Poynton is confident Dove will not be the agency's only claim to fame for very much longer. Recent new-business wins, including the £14.5 million Avis account for Europe, the Middle East and Africa, and the £36 million pan-European assignment for the fruit producer Chiquita, will provide the springboard from which the agency can make a creative leap, he says.
Meanwhile, he promises exciting new work on BP fuels, and a new AmEx campaign will be home-grown rather than imported.
But what of Ford? Its TV work has been an all-too frequent contender for Campaign's Turkey of the Week and Poynton agrees it's been a creative "problem area".
"Ford has been having its difficulties," he says. "But the new partnership we have set up means we can have serious conversations about helping to overcome them."
The agency's hope is that by demonstrating creative potency on such large pieces of globally aligned business, it may bring a better balance to its client list by enticing more UK and regional business through the door.
The experiences of Grey London, O&M's WPP stablemate, and McCann Erickson have shown how hard it is to convince local prospects they will not be suffocated by big international clients.

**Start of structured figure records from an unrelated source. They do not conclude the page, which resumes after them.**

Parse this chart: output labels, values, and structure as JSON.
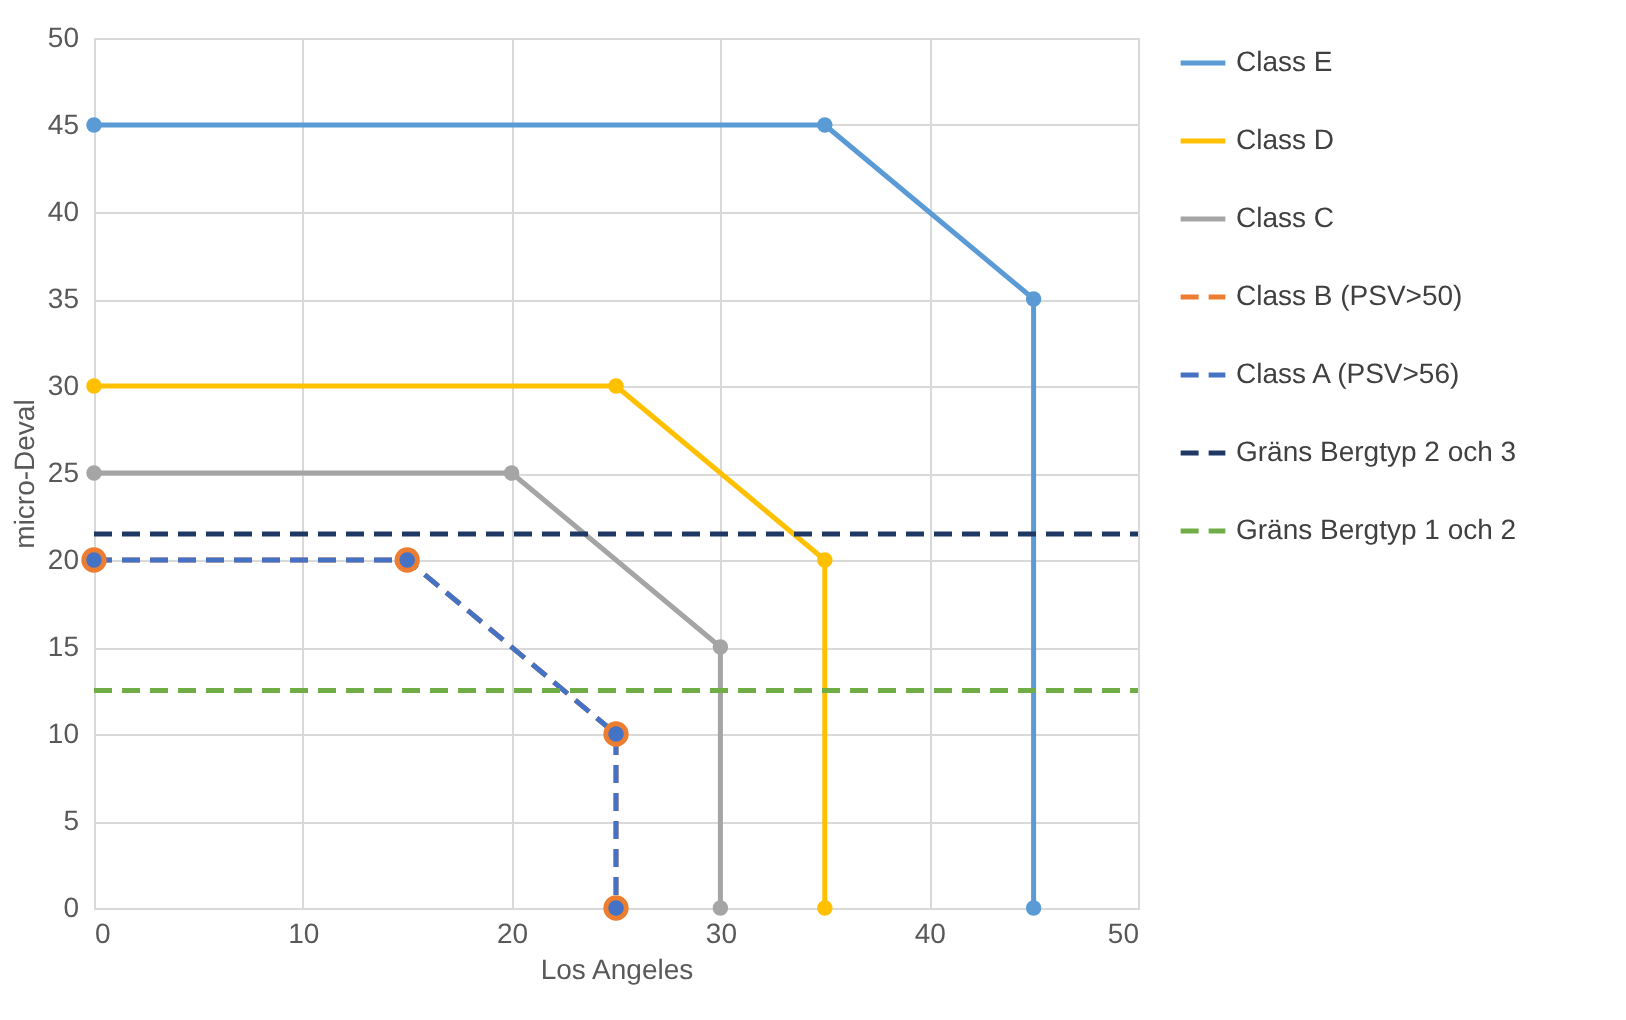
{
  "chart_data": {
    "type": "line",
    "xlabel": "Los Angeles",
    "ylabel": "micro-Deval",
    "xlim": [
      0,
      50
    ],
    "xticks": [
      0,
      10,
      20,
      30,
      40,
      50
    ],
    "ylim": [
      0,
      50
    ],
    "yticks": [
      0,
      5,
      10,
      15,
      20,
      25,
      30,
      35,
      40,
      45,
      50
    ],
    "grid": true,
    "legend": "right",
    "marker": "circle",
    "line_style": "solid",
    "series": [
      {
        "name": "Class E",
        "color": "#5b9bd5",
        "x": [
          0,
          35,
          45,
          45
        ],
        "values": [
          45,
          45,
          35,
          0
        ]
      },
      {
        "name": "Class D",
        "color": "#ffc000",
        "x": [
          0,
          25,
          35,
          35
        ],
        "values": [
          30,
          30,
          20,
          0
        ]
      },
      {
        "name": "Class C",
        "color": "#a5a5a5",
        "x": [
          0,
          20,
          30,
          30
        ],
        "values": [
          25,
          25,
          15,
          0
        ]
      },
      {
        "name": "Class B (PSV>50)",
        "color": "#ed7d31",
        "x": [
          0,
          15,
          25,
          25
        ],
        "values": [
          20,
          20,
          10,
          0
        ],
        "line_style": "dashed"
      },
      {
        "name": "Class A (PSV>56)",
        "color": "#4472c4",
        "x": [
          0,
          15,
          25,
          25
        ],
        "values": [
          20,
          20,
          10,
          0
        ],
        "line_style": "dashed"
      },
      {
        "name": "Gräns Bergtyp 2 och 3",
        "color": "#203864",
        "x": [
          0,
          50
        ],
        "values": [
          21.5,
          21.5
        ],
        "line_style": "dashed",
        "marker": "none"
      },
      {
        "name": "Gräns Bergtyp 1 och 2",
        "color": "#70ad47",
        "x": [
          0,
          50
        ],
        "values": [
          12.5,
          12.5
        ],
        "line_style": "dashed",
        "marker": "none"
      }
    ]
  }
}
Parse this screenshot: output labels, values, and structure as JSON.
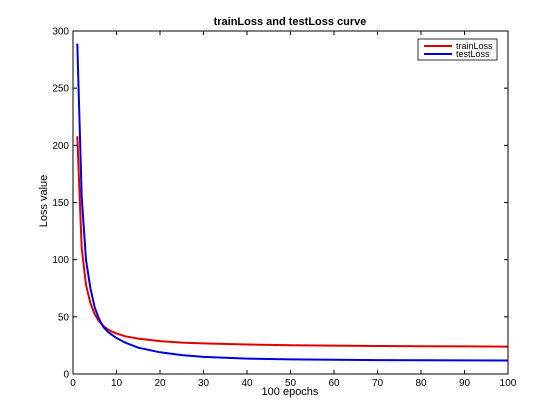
{
  "chart_data": {
    "type": "line",
    "title": "trainLoss and testLoss curve",
    "xlabel": "100 epochs",
    "ylabel": "Loss value",
    "xlim": [
      0,
      100
    ],
    "ylim": [
      0,
      300
    ],
    "xticks": [
      0,
      10,
      20,
      30,
      40,
      50,
      60,
      70,
      80,
      90,
      100
    ],
    "yticks": [
      0,
      50,
      100,
      150,
      200,
      250,
      300
    ],
    "grid": false,
    "legend_position": "top-right",
    "x": [
      1,
      2,
      3,
      4,
      5,
      6,
      7,
      8,
      9,
      10,
      12,
      15,
      20,
      25,
      30,
      40,
      50,
      60,
      70,
      80,
      90,
      100
    ],
    "series": [
      {
        "name": "trainLoss",
        "color": "#e00000",
        "values": [
          208,
          110,
          78,
          62,
          52,
          46,
          42,
          39,
          37,
          35.5,
          33,
          31,
          28.8,
          27.5,
          26.8,
          25.8,
          25.2,
          24.8,
          24.5,
          24.3,
          24.1,
          24.0
        ]
      },
      {
        "name": "testLoss",
        "color": "#0000e0",
        "values": [
          289,
          155,
          100,
          75,
          58,
          48,
          41,
          37,
          34,
          31.5,
          27.5,
          23,
          19,
          16.5,
          15,
          13.5,
          12.8,
          12.4,
          12.2,
          12.0,
          11.9,
          11.8
        ]
      }
    ]
  }
}
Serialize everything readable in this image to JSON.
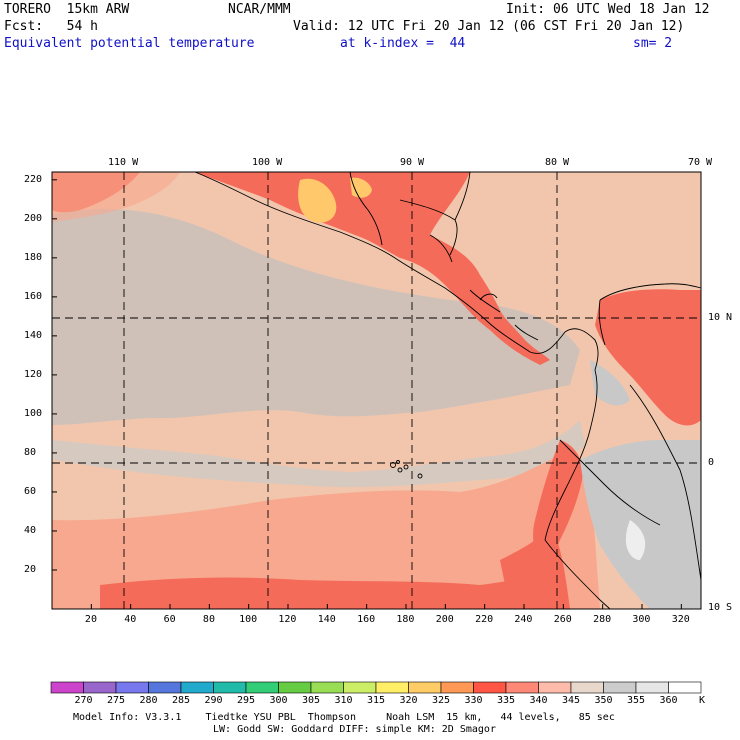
{
  "header": {
    "model": "TORERO  15km ARW",
    "org": "NCAR/MMM",
    "init": "Init: 06 UTC Wed 18 Jan 12",
    "fcst": "Fcst:   54 h",
    "valid": "Valid: 12 UTC Fri 20 Jan 12 (06 CST Fri 20 Jan 12)",
    "field": "Equivalent potential temperature",
    "level": "at k-index =  44",
    "smooth": "sm= 2"
  },
  "map": {
    "top_lon_labels": [
      "110 W",
      "100 W",
      "90 W",
      "80 W",
      "70 W"
    ],
    "right_lat_labels": [
      "10 N",
      "0",
      "10 S"
    ],
    "y_ticks": [
      "220",
      "200",
      "180",
      "160",
      "140",
      "120",
      "100",
      "80",
      "60",
      "40",
      "20"
    ],
    "x_ticks": [
      "20",
      "40",
      "60",
      "80",
      "100",
      "120",
      "140",
      "160",
      "180",
      "200",
      "220",
      "240",
      "260",
      "280",
      "300",
      "320"
    ]
  },
  "colorbar": {
    "labels": [
      "270",
      "275",
      "280",
      "285",
      "290",
      "295",
      "300",
      "305",
      "310",
      "315",
      "320",
      "325",
      "330",
      "335",
      "340",
      "345",
      "350",
      "355",
      "360"
    ],
    "unit": "K",
    "colors": [
      "#cc44cc",
      "#9966cc",
      "#7777ee",
      "#5577dd",
      "#22aacc",
      "#22bbaa",
      "#33cc77",
      "#66cc44",
      "#99dd55",
      "#ccee66",
      "#ffee66",
      "#ffcc66",
      "#ff9955",
      "#ff5544",
      "#ff8877",
      "#ffbbaa",
      "#e8d8cc",
      "#cccccc",
      "#e6e6e6",
      "#ffffff"
    ]
  },
  "footer": {
    "line1": "Model Info: V3.3.1    Tiedtke YSU PBL  Thompson     Noah LSM  15 km,   44 levels,   85 sec",
    "line2": "LW: Godd SW: Goddard DIFF: simple KM: 2D Smagor"
  }
}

And Poynton insists he does not underestimate the amount of convincing that will need to be done. "Our challenge is to make the work we do for our global clients highly visible locally and demonstrate the effectiveness of what we do globally to the local market," he says.
Will O&M's big clients go where O&M wants to take them? Poynton has no doubt of it. "There's a false perception that international clients don't want great work. It isn't that they don't want it; they often don't get it. What client is going to turn its nose up at a vast improvement in its creative output?"
Above all, Poynton wants the foundations he is laying to be permanent.
"I've no interest in building a house of cards based on some flimsy clients - and a few scam ones - just to get a fleeting turnaround. We're building for the long term."
And when will the agency know the breakthrough has been made? A crop of Cannes Lions, perhaps? Or maybe a high Gunn Report ranking? "No question," he says. "It's when we're envied for our creativity as much as our clients."